Quelque chose vous a-t-il dit dans la salle qu’en présentant votre candidat il allait passer ?

 

Effectivement lorsque nous sommes arrivés dans la salle, nous avons constaté qu’il y avait des blocs. Chacun des potentiels candidats était aux côtés de ses conseillers. Nous avons vu à travers cette configuration du MPP que le rapport de force n’était pas en  leur faveur. Au lieu de 18 que le MPP officiel avait, ils se sont retrouvés avec 14 conseillers, donc plus diminué qu’avant le jour du vote. Les concertations se sont donc poursuivies dans la salle et les conseillers du MPP se sont ravisés que le rapport de force était en leur défaveur et qu’il était mieux pour eux de nous soutenir afin d’éviter que le poste de maire n’échoie entre les mains des dissidents. C’est donc ainsi que se sont passées les choses avec l’accord du MPP et dans l’esprit du protocole parce que nous avons laissé le poste de premier adjoint au MPP.

 

Il semble que ce qui s’est passé à Niangoloko où les conseillers du MPP se sont réparti les postes sans vous consulter, a guidé votre choix.

 

Il faut dire que la situation de Niangoloko et celle de Banfora se présentaient différemment. A Niangoloko le MPP était largement majoritaire et il est vrai qu’il aurait pu nous faire un clin d’œil. Mais le problème est qu’au niveau du MPP il y a une attitude un peu hautaine dans les négociations. Quand on est en position de faiblesse, on doit être humble, modeste. Sur le terrain, nous savions que la situation était défavorable. Leur concurrent interne voyait ses rangs grossir de jour en jour. La preuve est qu’il a été élu lors des primaires avec 20 conseillers et que le jour du vote du maire, il a totalisé 25 conseillers du MPP avec lui. Donc au fil du temps, le rapport de force devenait défavorable pour le MPP et quand c’est comme ça, on doit être humble et modeste. Mais au lieu de cela si on est exigent, ça pose un certain nombre de problèmes, sans oublier que nous aussi avions des difficultés.
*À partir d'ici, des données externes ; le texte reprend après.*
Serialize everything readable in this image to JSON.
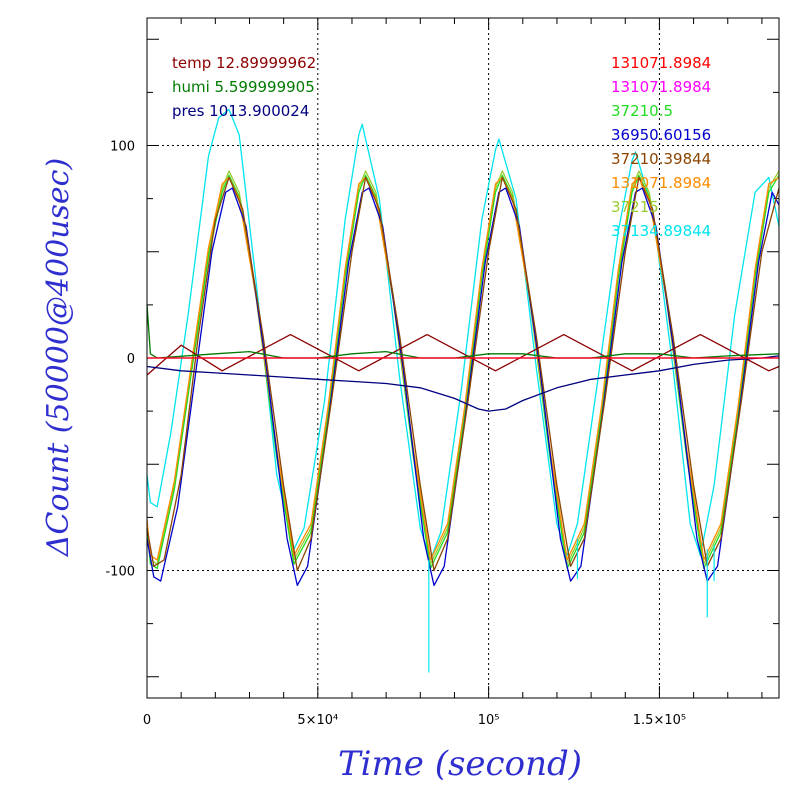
{
  "chart_data": {
    "type": "line",
    "title": "",
    "xlabel": "Time (second)",
    "ylabel": "ΔCount (50000@400usec)",
    "xlim": [
      0,
      185000
    ],
    "ylim": [
      -160,
      160
    ],
    "grid": true,
    "x_ticks": [
      {
        "value": 0,
        "label": "0"
      },
      {
        "value": 50000,
        "label": "5×10⁴"
      },
      {
        "value": 100000,
        "label": "10⁵"
      },
      {
        "value": 150000,
        "label": "1.5×10⁵"
      }
    ],
    "y_ticks": [
      {
        "value": 100,
        "label": "100"
      },
      {
        "value": 0,
        "label": "0"
      },
      {
        "value": -100,
        "label": "-100"
      }
    ],
    "env_legend": [
      {
        "text": "temp 12.89999962",
        "color": "#8b0000"
      },
      {
        "text": "humi 5.599999905",
        "color": "#007a00"
      },
      {
        "text": "pres 1013.900024",
        "color": "#000080"
      }
    ],
    "channel_legend": [
      {
        "text": "131071.8984",
        "color": "#ff0000"
      },
      {
        "text": "131071.8984",
        "color": "#ff00ff"
      },
      {
        "text": "37210.5",
        "color": "#22dd22"
      },
      {
        "text": "36950.60156",
        "color": "#0000cd"
      },
      {
        "text": "37210.39844",
        "color": "#8b4500"
      },
      {
        "text": "131071.8984",
        "color": "#ff8c00"
      },
      {
        "text": "37215",
        "color": "#9acd32"
      },
      {
        "text": "37134.89844",
        "color": "#00e5ee"
      }
    ],
    "series": [
      {
        "color": "#00e5ee",
        "x": [
          0,
          1000,
          3000,
          7000,
          12000,
          18000,
          21000,
          24000,
          27000,
          32000,
          38000,
          43000,
          46000,
          52000,
          58000,
          62000,
          63000,
          68000,
          74000,
          80000,
          83000,
          86000,
          92000,
          98000,
          102000,
          103000,
          108000,
          114000,
          120000,
          123000,
          126000,
          132000,
          138000,
          142000,
          143000,
          148000,
          154000,
          159000,
          162000,
          166000,
          172000,
          178000,
          182000,
          185000
        ],
        "y": [
          -55,
          -68,
          -70,
          -35,
          20,
          95,
          113,
          117,
          105,
          35,
          -55,
          -90,
          -80,
          -20,
          65,
          105,
          110,
          75,
          -10,
          -80,
          -95,
          -82,
          -15,
          65,
          98,
          103,
          75,
          -5,
          -78,
          -93,
          -78,
          -10,
          60,
          93,
          97,
          70,
          -5,
          -78,
          -93,
          -60,
          20,
          78,
          85,
          62
        ]
      },
      {
        "color": "#9acd32",
        "x": [
          0,
          1000,
          3000,
          8000,
          13000,
          18000,
          22000,
          24000,
          27000,
          32000,
          38000,
          43000,
          48000,
          53000,
          58000,
          62000,
          64000,
          67000,
          72000,
          78000,
          83000,
          88000,
          93000,
          98000,
          102000,
          104000,
          107000,
          112000,
          118000,
          123000,
          128000,
          133000,
          138000,
          142000,
          144000,
          147000,
          152000,
          158000,
          163000,
          168000,
          173000,
          178000,
          182000,
          185000
        ],
        "y": [
          -78,
          -95,
          -97,
          -60,
          -5,
          50,
          80,
          88,
          78,
          30,
          -45,
          -95,
          -80,
          -25,
          40,
          80,
          88,
          78,
          30,
          -45,
          -97,
          -80,
          -25,
          40,
          80,
          88,
          78,
          30,
          -45,
          -97,
          -80,
          -25,
          40,
          80,
          88,
          78,
          30,
          -45,
          -97,
          -80,
          -25,
          40,
          80,
          88
        ]
      },
      {
        "color": "#22dd22",
        "x": [
          0,
          1000,
          3000,
          8000,
          13000,
          18000,
          22000,
          24000,
          27000,
          32000,
          38000,
          43000,
          48000,
          53000,
          58000,
          62000,
          64000,
          67000,
          72000,
          78000,
          83000,
          88000,
          93000,
          98000,
          102000,
          104000,
          107000,
          112000,
          118000,
          123000,
          128000,
          133000,
          138000,
          142000,
          144000,
          147000,
          152000,
          158000,
          163000,
          168000,
          173000,
          178000,
          182000,
          185000
        ],
        "y": [
          -80,
          -97,
          -99,
          -62,
          -7,
          48,
          78,
          86,
          76,
          28,
          -47,
          -97,
          -82,
          -27,
          38,
          78,
          86,
          76,
          28,
          -47,
          -99,
          -82,
          -27,
          38,
          78,
          86,
          76,
          28,
          -47,
          -99,
          -82,
          -27,
          38,
          78,
          86,
          76,
          28,
          -47,
          -99,
          -82,
          -27,
          38,
          78,
          86
        ]
      },
      {
        "color": "#ff8c00",
        "x": [
          0,
          1000,
          3000,
          8000,
          13000,
          18000,
          22000,
          24000,
          27000,
          32000,
          38000,
          43000,
          48000,
          53000,
          58000,
          62000,
          64000,
          67000,
          72000,
          78000,
          83000,
          88000,
          93000,
          98000,
          102000,
          104000,
          107000,
          112000,
          118000,
          123000,
          128000,
          133000,
          138000,
          142000,
          144000,
          147000,
          152000,
          158000,
          163000,
          168000,
          173000,
          178000,
          182000,
          185000
        ],
        "y": [
          -76,
          -93,
          -95,
          -58,
          -3,
          52,
          82,
          85,
          75,
          28,
          -43,
          -93,
          -78,
          -23,
          42,
          82,
          85,
          75,
          28,
          -43,
          -95,
          -78,
          -23,
          42,
          82,
          85,
          75,
          28,
          -43,
          -95,
          -78,
          -23,
          42,
          82,
          85,
          75,
          28,
          -43,
          -95,
          -78,
          -23,
          42,
          82,
          85
        ]
      },
      {
        "color": "#0000cd",
        "x": [
          0,
          2000,
          4000,
          9000,
          14000,
          19000,
          23000,
          25000,
          29000,
          35000,
          41000,
          44000,
          47000,
          53000,
          59000,
          63000,
          65000,
          69000,
          75000,
          81000,
          84000,
          87000,
          93000,
          99000,
          103000,
          105000,
          109000,
          115000,
          121000,
          124000,
          127000,
          133000,
          139000,
          143000,
          145000,
          149000,
          155000,
          161000,
          164000,
          167000,
          173000,
          179000,
          183000,
          185000
        ],
        "y": [
          -85,
          -103,
          -105,
          -70,
          -10,
          50,
          78,
          80,
          62,
          -5,
          -85,
          -107,
          -98,
          -30,
          45,
          78,
          80,
          62,
          -5,
          -85,
          -107,
          -98,
          -30,
          45,
          78,
          80,
          62,
          -5,
          -85,
          -105,
          -98,
          -30,
          45,
          78,
          80,
          62,
          -5,
          -85,
          -105,
          -98,
          -30,
          45,
          78,
          72
        ]
      },
      {
        "color": "#8b4500",
        "x": [
          0,
          2000,
          5000,
          10000,
          15000,
          20000,
          24000,
          28000,
          34000,
          40000,
          44000,
          48000,
          54000,
          60000,
          64000,
          68000,
          74000,
          80000,
          84000,
          88000,
          94000,
          100000,
          104000,
          108000,
          114000,
          120000,
          124000,
          128000,
          134000,
          140000,
          144000,
          148000,
          154000,
          160000,
          164000,
          168000,
          174000,
          180000,
          185000
        ],
        "y": [
          -80,
          -98,
          -95,
          -55,
          10,
          65,
          85,
          70,
          10,
          -60,
          -100,
          -85,
          -20,
          50,
          85,
          70,
          10,
          -60,
          -100,
          -85,
          -20,
          50,
          85,
          70,
          10,
          -60,
          -98,
          -85,
          -20,
          50,
          85,
          70,
          10,
          -60,
          -98,
          -85,
          -20,
          50,
          80
        ]
      },
      {
        "color": "#8b0000",
        "x": [
          0,
          10000,
          22000,
          42000,
          62000,
          82000,
          102000,
          122000,
          142000,
          162000,
          182000,
          185000
        ],
        "y": [
          -8,
          6,
          -6,
          11,
          -6,
          11,
          -6,
          11,
          -6,
          11,
          -6,
          -4
        ]
      },
      {
        "color": "#007a00",
        "x": [
          0,
          1000,
          3000,
          20000,
          30000,
          40000,
          50000,
          60000,
          70000,
          80000,
          90000,
          100000,
          110000,
          120000,
          130000,
          140000,
          150000,
          160000,
          170000,
          185000
        ],
        "y": [
          25,
          2,
          0,
          2,
          3,
          0,
          0,
          2,
          3,
          0,
          0,
          2,
          2,
          0,
          0,
          2,
          2,
          0,
          1,
          2
        ]
      },
      {
        "color": "#000080",
        "x": [
          0,
          10000,
          20000,
          30000,
          40000,
          50000,
          60000,
          70000,
          80000,
          90000,
          97000,
          100000,
          105000,
          110000,
          120000,
          130000,
          140000,
          150000,
          160000,
          170000,
          180000,
          185000
        ],
        "y": [
          -4,
          -6,
          -7,
          -8,
          -9,
          -10,
          -11,
          -12,
          -14,
          -19,
          -24,
          -25,
          -24,
          -20,
          -14,
          -10,
          -8,
          -6,
          -3,
          -1,
          0,
          1
        ]
      },
      {
        "color": "#ff00ff",
        "x": [
          0,
          185000
        ],
        "y": [
          0,
          0
        ]
      },
      {
        "color": "#ff0000",
        "x": [
          0,
          185000
        ],
        "y": [
          0,
          0
        ]
      }
    ],
    "spikes": [
      {
        "x": 82500,
        "y0": -95,
        "y1": -148,
        "color": "#00e5ee"
      },
      {
        "x": 126000,
        "y0": -85,
        "y1": -104,
        "color": "#00e5ee"
      },
      {
        "x": 164000,
        "y0": -90,
        "y1": -122,
        "color": "#00e5ee"
      },
      {
        "x": 166000,
        "y0": -88,
        "y1": -105,
        "color": "#00e5ee"
      }
    ]
  }
}
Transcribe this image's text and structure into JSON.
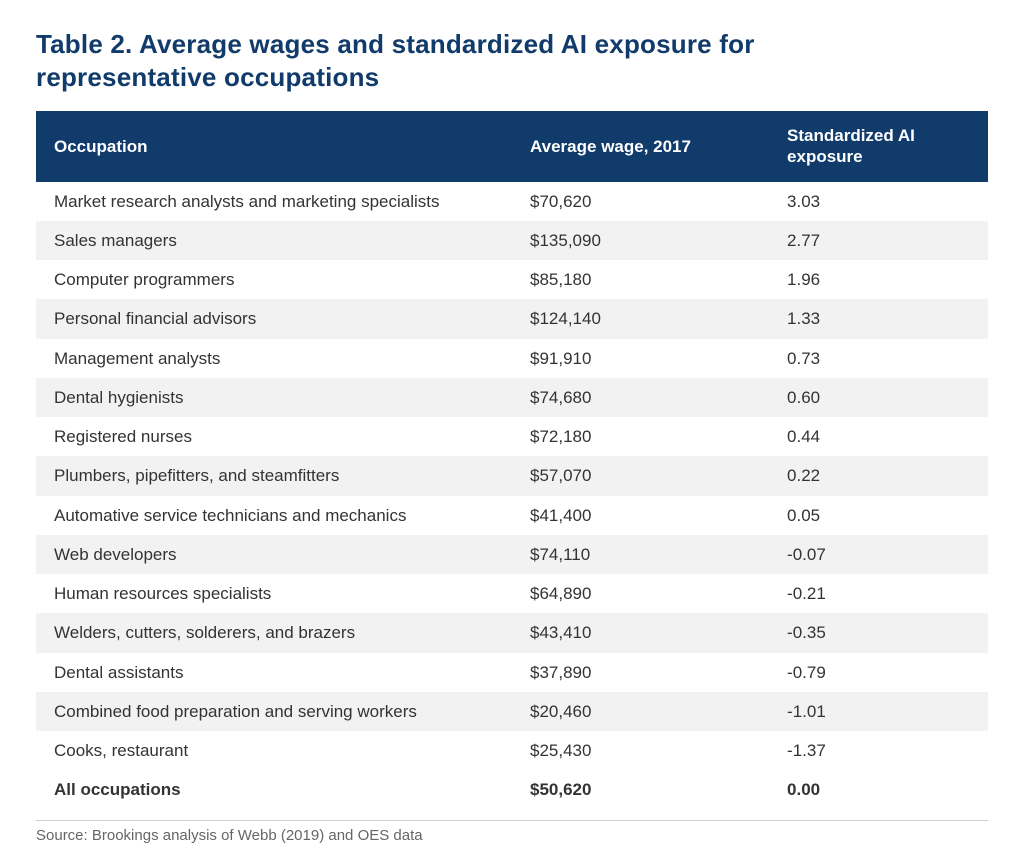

C’est donc dire que ce n’est pas la situation de Niangoloko qui a joué mais c’est plutôt des questions internes, un rapport de force et un contexte de négociation.

 

Etes-vous confiant quant à la bonne marche du Conseil municipal dans la mesure où votre parti n’est pas majoritaire ?

 

Nous sommes confiant parce que nous pensons que nous avons quand même sauvé l’esprit du protocole en donnant le poste de premier adjoint et de président de la commission chargée du foncier au MPP et en donnant le poste de la commission financière à la NAFA. Donc, dans le bureau du Conseil municipal, il n’y a pas que le NTD. Il y a ses alliés de la mouvance présidentielle et  même de l’opposition. En tenant compte de cela, on se dit que compte tenu des intérêts que nous avons à défendre pour repositionner la ville de Banfora, je pense que ça ne devrait pas poser de problème.

 

Comment votre bureau national a-t-il réagi lorsqu’’il a appris que vous avez remporté la mairie de Banfora ?

 

J’avoue qu’il y avait un membre du bureau exécutif national qui était là pour veiller avec nous au respect de l’esprit du protocole qu’il y a entre le MPP et nous. En tout cas nous avons reçu les félicitations du BEN en attendant bien sûr que les rapports lui parviennent sur la situation.

 

Quelles lecture faites-vous des incidents qui ont émaillé l’élection des maires dans certaines localités du Burkina ?

 

Je pense que c’est déplorable parce que les gens ne comprennent souvent pas. Quand on parle de démocratie, certaines populations ne comprennent pas toujours l’esprit qui doit prévaloir. Lorsqu’on bloque des voies pour que des conseillers ne puissent pas se rendre dans une salle, c’est anti-démocratique. Lorsqu’on sort des machettes et des couteaux pour frapper des gens, c’est anti-démocratique, tout comme lorsqu’on sort de l’argent parfois même des millions comme c’était le cas dans le contexte de Banfora pour acheter des voix, c’est anti-démocratique. Ce sont tous ces travers qui ont eu pour corolaire les violences qui ont pu survenir. Je pense que c’est déplorable et que nous sommes toujours dans un processus d’apprentissage et que c’est sûr que cette fois, les conseils municipaux seront encore plus riches et que dans 5 ans, les difficultés que nous avons vécu vont s’estomper pour qu’on ait un meilleur ancrage démocratique au Burkina.